Go into the world and do well. 
But more importantly, 
go into the world and do good.


Thursday, September 18, 2014

DAY 18 - CREATIVE MINDS ARE RARELY TIDY

Over the past few years, in Annual Performance Reviews, one item has come up over and over:  Desk is Clean and Tidy, Score 1 (out of 5). It’s always been my weakness – even as a kid. So, once a year, just before Performance Reviews, I would clean up my desk – at least a little bit.
My father, Dale Evans Roe, at work at
American Red Cross, Oakland, about 1972.
   And, it’s definitely an inherited trait. My dad’s desks – at both home and work – were always a mess. Mom was patient as his desk clutter slowly overtook half of the Kitchen Table too. I think it’s because Dad always had so many things going on, too many projects – and he wanted to keep an eye on them all. Yup, I definitely inherited that from him.
   I’m a “Collector” – not quite to the levels of Hoarding, but I do have a few weaknesses. In fact, I love to watch the Hoarding shows on Netflix – they always make me feel better about my housekeeping skills. I collect books and information, a bit to excess. Today when I counted, all 14 bookcases in my house were filled – and there were books that didn’t even fit onto the shelves. It was time to do something.
   So that was today’s task: Organize my Den. I sorted papers, shredded stacks of documents, organized office supplies, and cleared out the books that I decided I can live without. I filed old tax returns, divorce papers, annulment papers. I ran across the Wedding Cards from a few months ago, and tucked them away for a time when I’m not feeling quite so fragile. And as I added recent Journal entries to the shelf, I ran across cards and notes and letters to and from the men in my life – which will stay a part of my journal, because all of those things have made me who I am today. At the end of the day I had 2 big black bags of shredding, another big bag of trash, 4 boxes of books to sell, and a nice pile of extra office supplies to give away.
Dad's Antique Desk.
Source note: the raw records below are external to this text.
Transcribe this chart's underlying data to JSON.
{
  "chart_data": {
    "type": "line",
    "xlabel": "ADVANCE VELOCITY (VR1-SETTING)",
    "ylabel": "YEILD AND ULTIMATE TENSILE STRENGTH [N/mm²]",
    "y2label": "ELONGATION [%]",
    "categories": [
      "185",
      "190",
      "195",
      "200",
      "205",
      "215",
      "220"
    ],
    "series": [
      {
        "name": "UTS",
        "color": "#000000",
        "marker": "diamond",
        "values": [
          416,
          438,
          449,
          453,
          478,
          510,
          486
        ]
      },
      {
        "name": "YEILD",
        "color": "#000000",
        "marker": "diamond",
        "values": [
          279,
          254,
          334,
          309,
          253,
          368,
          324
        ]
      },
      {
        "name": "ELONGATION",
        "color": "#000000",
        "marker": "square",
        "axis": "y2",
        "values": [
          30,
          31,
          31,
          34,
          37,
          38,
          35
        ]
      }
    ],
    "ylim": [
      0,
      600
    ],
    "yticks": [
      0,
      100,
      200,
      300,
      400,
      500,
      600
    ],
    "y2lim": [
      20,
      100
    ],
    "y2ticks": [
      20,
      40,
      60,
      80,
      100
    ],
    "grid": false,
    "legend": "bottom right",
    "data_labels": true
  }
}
A rare glimpse of the desktop.
   It’s nice to have a Clean Desk – at least for now. I don’t expect it to stay that way, because I have a few projects that I want to work on – and they require spreading out. Maybe a few too many projects, but they’re too intriguing to put off any longer.
   And as the piles creep back up, and book magically appear and overfill the shelves, and notebooks fill with thoughts and ideas – well, my desk will look my like my dad’s. And that’s OK, because it is Dad’s desk. I inherited a beautiful old antique desk that once belonged to my father, so it’s fitting if my desk habits look much like his as well. If I’m blessed to have any ideas similar to his, or a heart as big as his, or a writing talent as fabulous as his – I will count myself lucky. Dad was a creative soul that was rarely tidy, and I guess so am I.


You say I'm messy. I say my things are arranged in 
an abstract manner intentionally as part of 
my unquenchable thirst for creative expression.